Barcelona acogerá este domingo otra gran manifestación. En esta ocasión, para reivindicar el bilingüismo real en las aulas catalanas (de los centros públicos, básicamente) tras un inicio de curso en el que la Generalitat ha sacado pecho de que en el modelo de escuela catalana solo cabe el catalán. Aunque sobre el papel aceptara al castellano como lengua curricular --el catalán siempre ha sido la vehicular-- y se comprometió a reforzarlo en las zonas con mayores necesidades lingüísticas en este sentido, la política marca la agenda.

Al Govern no se le escapa que, en estos momentos, el único punto de encuentro del ámbito independentista es la defensa a ultranza del catalán de un presunto ataque. Y hace bandera de ello con declaraciones tan sonoras como la reciente advertencia del consejero de Educación, el cuestionado (por su gestión, sobre todo en lo laboral) Josep Gonzàlez-Cambray, de que los profesores no pueden elegir la lengua en la que imparten las clases.

Esta declaración de intenciones se estrella contra la realidad de las aulas y demuestra que, de nuevo, desde los despachos se mira muy de lejos lo que ocurre en clase. Que le digan al profesorado de los centros con necesidades educativas especiales que lo prioritario es que no se apee del catalán. No que intenten que los alumnos vayan a clase primero y que su paso por la escuela sea útil, incluso que algunos de ellos encuentren en la formación obligatoria la llave del ascensor social que les permitirá romper la cadena de precariedad a la que están ligados por nacimiento, tal y como muestran los datos de forma insistente. Más, en una sociedad en que las desigualdades son cada vez más acusadas.

Los que defienden que es el catalán lo que le permitirá prosperar (los mismos que aseguran que es la fórmula perfecta de la integración, como si por arte de magia hablarlo te diera vinculación y reconocimiento en el territorio) tienden a olvidar que ninguna lengua tiene este poder si no va acompañada de un Estado del bienestar. Y el nuestro aún no se ha recuperado del envite que sufrió en 2010, cuando la apretada de cinturón casi se lo carga.

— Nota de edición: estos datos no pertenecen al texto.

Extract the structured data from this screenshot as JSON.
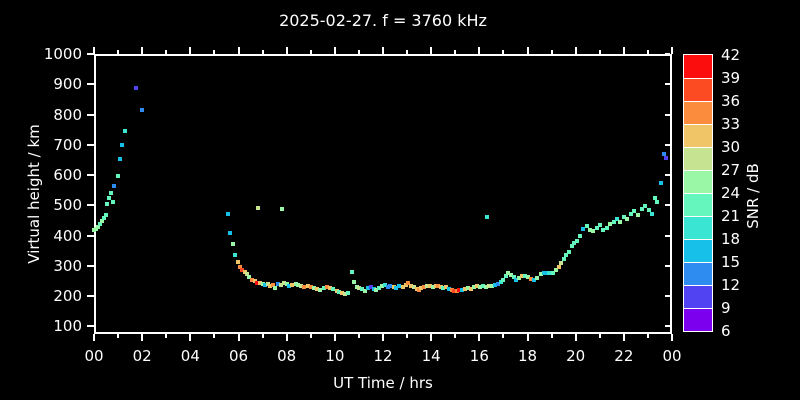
{
  "title": "2025-02-27. f = 3760 kHz",
  "colors": {
    "background": "#000000",
    "axis": "#ffffff",
    "text": "#ffffff"
  },
  "chart_data": {
    "type": "scatter",
    "title": "2025-02-27. f = 3760 kHz",
    "xlabel": "UT Time / hrs",
    "ylabel": "Virtual height / km",
    "xlim": [
      0,
      24
    ],
    "ylim": [
      75,
      1000
    ],
    "grid": false,
    "x_ticks": [
      {
        "value": 0,
        "label": "00"
      },
      {
        "value": 2,
        "label": "02"
      },
      {
        "value": 4,
        "label": "04"
      },
      {
        "value": 6,
        "label": "06"
      },
      {
        "value": 8,
        "label": "08"
      },
      {
        "value": 10,
        "label": "10"
      },
      {
        "value": 12,
        "label": "12"
      },
      {
        "value": 14,
        "label": "14"
      },
      {
        "value": 16,
        "label": "16"
      },
      {
        "value": 18,
        "label": "18"
      },
      {
        "value": 20,
        "label": "20"
      },
      {
        "value": 22,
        "label": "22"
      },
      {
        "value": 24,
        "label": "00"
      }
    ],
    "y_ticks": [
      100,
      200,
      300,
      400,
      500,
      600,
      700,
      800,
      900,
      1000
    ],
    "colorbar": {
      "label": "SNR / dB",
      "min": 6,
      "max": 42,
      "step": 3,
      "levels": [
        42,
        39,
        36,
        33,
        30,
        27,
        24,
        21,
        18,
        15,
        12,
        9,
        6
      ],
      "segment_colors_top_to_bottom": [
        "#fb0d0d",
        "#fc4a22",
        "#fb8c3e",
        "#f0c567",
        "#c6e392",
        "#99f7a6",
        "#64f6bc",
        "#3be5d3",
        "#17c0e8",
        "#2e8bf0",
        "#5143f2",
        "#7c00ee"
      ]
    },
    "points_format": [
      "ut_hours",
      "virtual_height_km",
      "snr_db"
    ],
    "points": [
      [
        0.02,
        417,
        25
      ],
      [
        0.1,
        422,
        25
      ],
      [
        0.18,
        428,
        25
      ],
      [
        0.26,
        437,
        22
      ],
      [
        0.34,
        448,
        25
      ],
      [
        0.42,
        458,
        22
      ],
      [
        0.5,
        468,
        22
      ],
      [
        0.55,
        505,
        22
      ],
      [
        0.62,
        523,
        22
      ],
      [
        0.7,
        540,
        22
      ],
      [
        0.8,
        510,
        22
      ],
      [
        0.84,
        565,
        13
      ],
      [
        0.98,
        597,
        22
      ],
      [
        1.06,
        652,
        16
      ],
      [
        1.18,
        700,
        16
      ],
      [
        1.3,
        745,
        19
      ],
      [
        1.76,
        888,
        10
      ],
      [
        2.0,
        815,
        13
      ],
      [
        5.56,
        470,
        16
      ],
      [
        5.66,
        408,
        16
      ],
      [
        5.76,
        373,
        25
      ],
      [
        5.86,
        335,
        19
      ],
      [
        5.97,
        312,
        31
      ],
      [
        6.07,
        297,
        34
      ],
      [
        6.16,
        288,
        37
      ],
      [
        6.25,
        281,
        31
      ],
      [
        6.34,
        272,
        28
      ],
      [
        6.44,
        262,
        25
      ],
      [
        6.56,
        255,
        34
      ],
      [
        6.67,
        249,
        31
      ],
      [
        6.77,
        245,
        40
      ],
      [
        6.81,
        490,
        28
      ],
      [
        6.89,
        242,
        31
      ],
      [
        7.0,
        239,
        25
      ],
      [
        7.1,
        236,
        16
      ],
      [
        7.21,
        239,
        28
      ],
      [
        7.32,
        232,
        31
      ],
      [
        7.44,
        236,
        34
      ],
      [
        7.52,
        226,
        25
      ],
      [
        7.64,
        239,
        13
      ],
      [
        7.76,
        236,
        28
      ],
      [
        7.81,
        487,
        25
      ],
      [
        7.89,
        242,
        28
      ],
      [
        8.0,
        239,
        25
      ],
      [
        8.1,
        232,
        16
      ],
      [
        8.24,
        236,
        31
      ],
      [
        8.37,
        239,
        25
      ],
      [
        8.49,
        236,
        25
      ],
      [
        8.61,
        232,
        28
      ],
      [
        8.74,
        229,
        34
      ],
      [
        8.87,
        232,
        31
      ],
      [
        9.0,
        229,
        34
      ],
      [
        9.12,
        226,
        25
      ],
      [
        9.25,
        223,
        31
      ],
      [
        9.39,
        219,
        25
      ],
      [
        9.54,
        226,
        22
      ],
      [
        9.69,
        230,
        34
      ],
      [
        9.81,
        226,
        31
      ],
      [
        9.94,
        223,
        22
      ],
      [
        10.07,
        216,
        31
      ],
      [
        10.19,
        213,
        22
      ],
      [
        10.31,
        210,
        31
      ],
      [
        10.44,
        206,
        28
      ],
      [
        10.56,
        210,
        22
      ],
      [
        10.72,
        280,
        22
      ],
      [
        10.8,
        248,
        25
      ],
      [
        10.91,
        230,
        25
      ],
      [
        11.02,
        226,
        28
      ],
      [
        11.14,
        223,
        22
      ],
      [
        11.27,
        216,
        25
      ],
      [
        11.38,
        226,
        16
      ],
      [
        11.49,
        230,
        10
      ],
      [
        11.61,
        223,
        16
      ],
      [
        11.72,
        220,
        25
      ],
      [
        11.84,
        226,
        22
      ],
      [
        11.96,
        233,
        25
      ],
      [
        12.08,
        236,
        19
      ],
      [
        12.19,
        230,
        13
      ],
      [
        12.31,
        233,
        13
      ],
      [
        12.44,
        230,
        31
      ],
      [
        12.56,
        226,
        16
      ],
      [
        12.68,
        233,
        16
      ],
      [
        12.81,
        230,
        31
      ],
      [
        12.94,
        236,
        31
      ],
      [
        13.05,
        242,
        34
      ],
      [
        13.17,
        233,
        31
      ],
      [
        13.29,
        230,
        28
      ],
      [
        13.4,
        223,
        31
      ],
      [
        13.49,
        220,
        34
      ],
      [
        13.59,
        226,
        31
      ],
      [
        13.7,
        230,
        34
      ],
      [
        13.82,
        233,
        28
      ],
      [
        13.94,
        233,
        31
      ],
      [
        14.06,
        230,
        25
      ],
      [
        14.18,
        233,
        31
      ],
      [
        14.29,
        233,
        34
      ],
      [
        14.41,
        230,
        31
      ],
      [
        14.51,
        226,
        22
      ],
      [
        14.63,
        230,
        31
      ],
      [
        14.73,
        223,
        16
      ],
      [
        14.85,
        220,
        34
      ],
      [
        14.96,
        216,
        37
      ],
      [
        15.06,
        216,
        34
      ],
      [
        15.16,
        220,
        40
      ],
      [
        15.28,
        220,
        16
      ],
      [
        15.4,
        223,
        31
      ],
      [
        15.52,
        226,
        25
      ],
      [
        15.64,
        223,
        31
      ],
      [
        15.77,
        230,
        25
      ],
      [
        15.89,
        233,
        31
      ],
      [
        16.01,
        230,
        25
      ],
      [
        16.14,
        233,
        22
      ],
      [
        16.27,
        230,
        25
      ],
      [
        16.32,
        462,
        19
      ],
      [
        16.39,
        233,
        28
      ],
      [
        16.51,
        233,
        25
      ],
      [
        16.64,
        236,
        16
      ],
      [
        16.76,
        239,
        13
      ],
      [
        16.88,
        246,
        19
      ],
      [
        17.0,
        255,
        22
      ],
      [
        17.1,
        266,
        22
      ],
      [
        17.2,
        275,
        25
      ],
      [
        17.31,
        271,
        25
      ],
      [
        17.43,
        262,
        22
      ],
      [
        17.54,
        253,
        16
      ],
      [
        17.65,
        259,
        25
      ],
      [
        17.79,
        266,
        31
      ],
      [
        17.91,
        266,
        22
      ],
      [
        18.02,
        262,
        25
      ],
      [
        18.14,
        256,
        34
      ],
      [
        18.27,
        253,
        16
      ],
      [
        18.39,
        259,
        25
      ],
      [
        18.54,
        272,
        25
      ],
      [
        18.67,
        278,
        16
      ],
      [
        18.79,
        278,
        16
      ],
      [
        18.91,
        278,
        19
      ],
      [
        19.04,
        278,
        22
      ],
      [
        19.17,
        285,
        25
      ],
      [
        19.29,
        295,
        31
      ],
      [
        19.41,
        308,
        28
      ],
      [
        19.52,
        324,
        22
      ],
      [
        19.61,
        337,
        22
      ],
      [
        19.71,
        347,
        22
      ],
      [
        19.84,
        367,
        22
      ],
      [
        19.94,
        377,
        22
      ],
      [
        20.04,
        383,
        22
      ],
      [
        20.17,
        400,
        22
      ],
      [
        20.3,
        421,
        16
      ],
      [
        20.47,
        431,
        22
      ],
      [
        20.61,
        420,
        25
      ],
      [
        20.74,
        415,
        25
      ],
      [
        20.89,
        425,
        22
      ],
      [
        21.0,
        434,
        22
      ],
      [
        21.14,
        418,
        22
      ],
      [
        21.29,
        425,
        22
      ],
      [
        21.44,
        437,
        25
      ],
      [
        21.59,
        445,
        22
      ],
      [
        21.7,
        454,
        19
      ],
      [
        21.84,
        444,
        25
      ],
      [
        22.0,
        460,
        22
      ],
      [
        22.14,
        454,
        25
      ],
      [
        22.29,
        470,
        22
      ],
      [
        22.44,
        480,
        22
      ],
      [
        22.59,
        467,
        25
      ],
      [
        22.74,
        487,
        22
      ],
      [
        22.89,
        497,
        22
      ],
      [
        23.04,
        483,
        22
      ],
      [
        23.18,
        470,
        19
      ],
      [
        23.28,
        525,
        22
      ],
      [
        23.36,
        510,
        22
      ],
      [
        23.55,
        574,
        16
      ],
      [
        23.66,
        671,
        13
      ],
      [
        23.74,
        655,
        10
      ]
    ]
  }
}
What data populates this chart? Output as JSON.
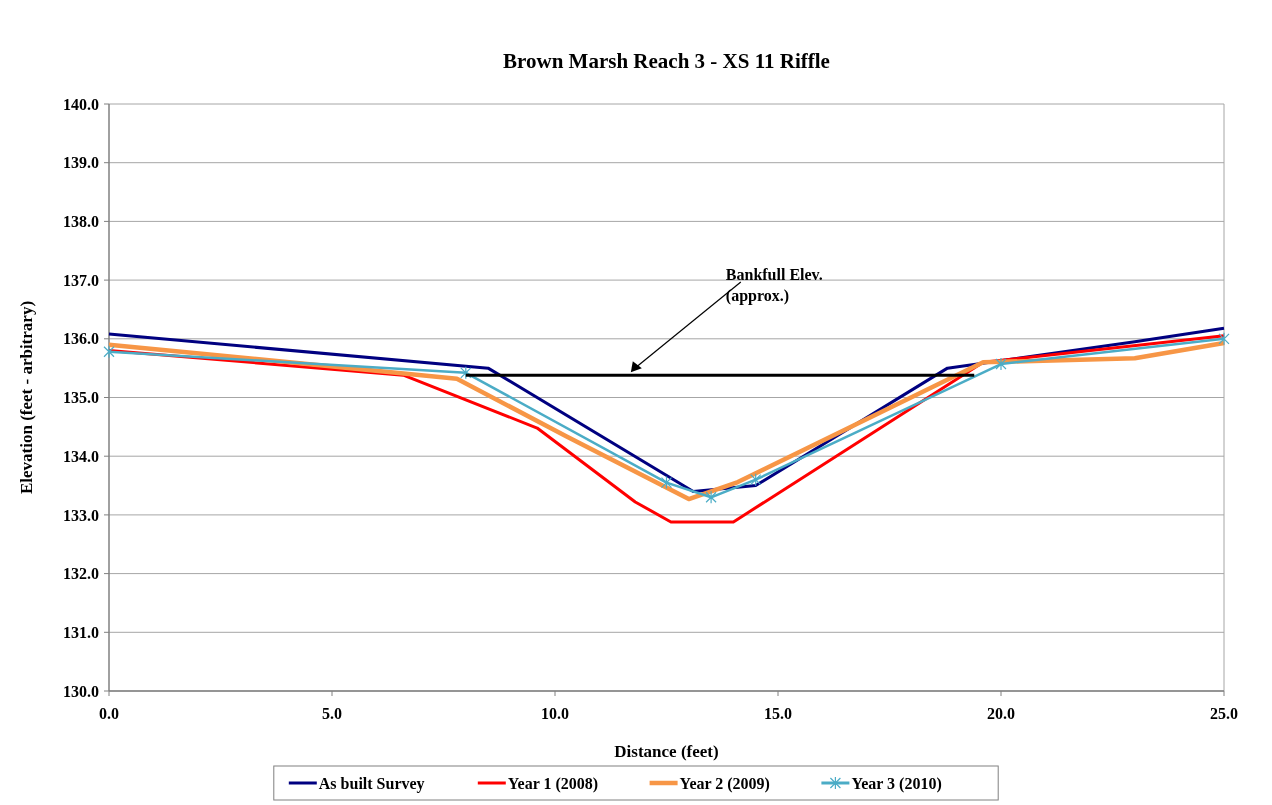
{
  "chart_data": {
    "type": "line",
    "title": "Brown Marsh Reach 3 - XS 11 Riffle",
    "xlabel": "Distance (feet)",
    "ylabel": "Elevation (feet - arbitrary)",
    "xlim": [
      0,
      25
    ],
    "xticks": [
      {
        "value": 0,
        "label": "0.0"
      },
      {
        "value": 5,
        "label": "5.0"
      },
      {
        "value": 10,
        "label": "10.0"
      },
      {
        "value": 15,
        "label": "15.0"
      },
      {
        "value": 20,
        "label": "20.0"
      },
      {
        "value": 25,
        "label": "25.0"
      }
    ],
    "ylim": [
      130,
      140
    ],
    "yticks": [
      {
        "value": 130,
        "label": "130.0"
      },
      {
        "value": 131,
        "label": "131.0"
      },
      {
        "value": 132,
        "label": "132.0"
      },
      {
        "value": 133,
        "label": "133.0"
      },
      {
        "value": 134,
        "label": "134.0"
      },
      {
        "value": 135,
        "label": "135.0"
      },
      {
        "value": 136,
        "label": "136.0"
      },
      {
        "value": 137,
        "label": "137.0"
      },
      {
        "value": 138,
        "label": "138.0"
      },
      {
        "value": 139,
        "label": "139.0"
      },
      {
        "value": 140,
        "label": "140.0"
      }
    ],
    "grid": "y",
    "legend": "bottom",
    "line_style": "solid",
    "series": [
      {
        "name": "As built Survey",
        "color": "#000080",
        "marker": "none",
        "x": [
          0,
          8.5,
          13.1,
          14.5,
          18.8,
          23.0,
          25.0
        ],
        "values": [
          136.08,
          135.5,
          133.4,
          133.5,
          135.5,
          135.95,
          136.18
        ]
      },
      {
        "name": "Year 1 (2008)",
        "color": "#ff0000",
        "marker": "none",
        "x": [
          0,
          6.6,
          9.6,
          11.8,
          12.6,
          14.0,
          19.6,
          25.0
        ],
        "values": [
          135.8,
          135.38,
          134.48,
          133.22,
          132.88,
          132.88,
          135.6,
          136.05
        ]
      },
      {
        "name": "Year 2 (2009)",
        "color": "#f79646",
        "marker": "none",
        "x": [
          0,
          7.8,
          10.25,
          13.0,
          14.1,
          19.6,
          23.0,
          25.0
        ],
        "values": [
          135.9,
          135.32,
          134.34,
          133.27,
          133.56,
          135.6,
          135.67,
          135.93
        ]
      },
      {
        "name": "Year 3 (2010)",
        "color": "#4bacc6",
        "marker": "cross",
        "x": [
          0,
          8.0,
          12.5,
          13.5,
          14.5,
          20.0,
          25.0
        ],
        "values": [
          135.78,
          135.42,
          133.55,
          133.3,
          133.6,
          135.57,
          136.0
        ]
      },
      {
        "color": "#000000",
        "marker": "none",
        "x": [
          8.0,
          19.4
        ],
        "values": [
          135.38,
          135.38
        ]
      }
    ],
    "annotations": [
      {
        "text": "Bankfull Elev.\n(approx.)",
        "x": 11.7,
        "y": 135.38
      }
    ]
  }
}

El corolario de crisis y minicrisis que han seguido al fin de la burbuja inmobiliaria ha impedido una recuperación en tiempo y forma, por lo que aún se tiene que recorrer mucho camino en este sentido. En lo escolar, apenas se acaba de reabrir el debate sobre la necesidad de recuperar la sexta hora lectiva en la pública para equipararla a la de la concertada y la privada. Y es que, sí, también existe una educación a dos velocidades que depende del bolsillo y las posibilidades de la familia.

Pero lo importante para el Govern es sacar pecho de que defiende a capa y espada el catalán y que acaba con la injerencia insoportable de los tribunales de fijar una hora más de castellano semanal cuando las familias lo han pedido, el 25%. Incluso este extremo es falso, ya que en la mayoría de centros donde se aplica --20 de 25-- se ha optado por mantenerlo para que las direcciones se ahorren la desobediencia. Por algo tan simple como que solo unos pocos se creen la promesa de Cambray (ya hemos dicho que no tiene demasiado predicamento entre la comunidad educativa) de que protegerá hasta las últimas consecuencias a los docentes desobedientes ante la justicia.

En cuanto a predicar con el ejemplo, el Ejecutivo catalán tampoco hace los deberes en este sentido. Los que tienen hijos en edad escolar, incluso el mismo conseller, apuestan por centros concertados en los que no es que se apueste por el bilingüismo, sino que de forma directa son trilingües. La aspiración de la mayoría de las familias que también va muy vinculada a los recursos, ya que las desigualdades se dan entre los que se pueden pagar extraescolares o no.

La manifestación de este domingo se venderá como un aquelarre de fachas. Se focalizará en que el líder de Vox, Santiago Abascal, la de Ciudadanos, Inés Arrimadas, y la portavoz del PP, Cuca Gamarra, han usado a las entidades promotoras como plataforma política para crear divisiones y barrer para sus casas, con un intento de pescar votos más fuera de Cataluña que dentro. Y que el papel de cualquier buen catalán --porque repartir carnés lo hace todo el mundo-- es rechazar de frente la protesta y gritar fuerte a los manifestantes que son unos fachas. Es decir, politiqueo y postureo a raudales.

Por desgracia, queda en segundo plano que la escuela pública catalana agoniza, requiere recursos y de un plan a largo plazo. Y que si el catalán quiere tener una oportunidad en el futuro, debe ser un idioma querido para todos los 7,75 millones de catalanes. Si es una lengua de parte, como ocurre en la actualidad, está perdida.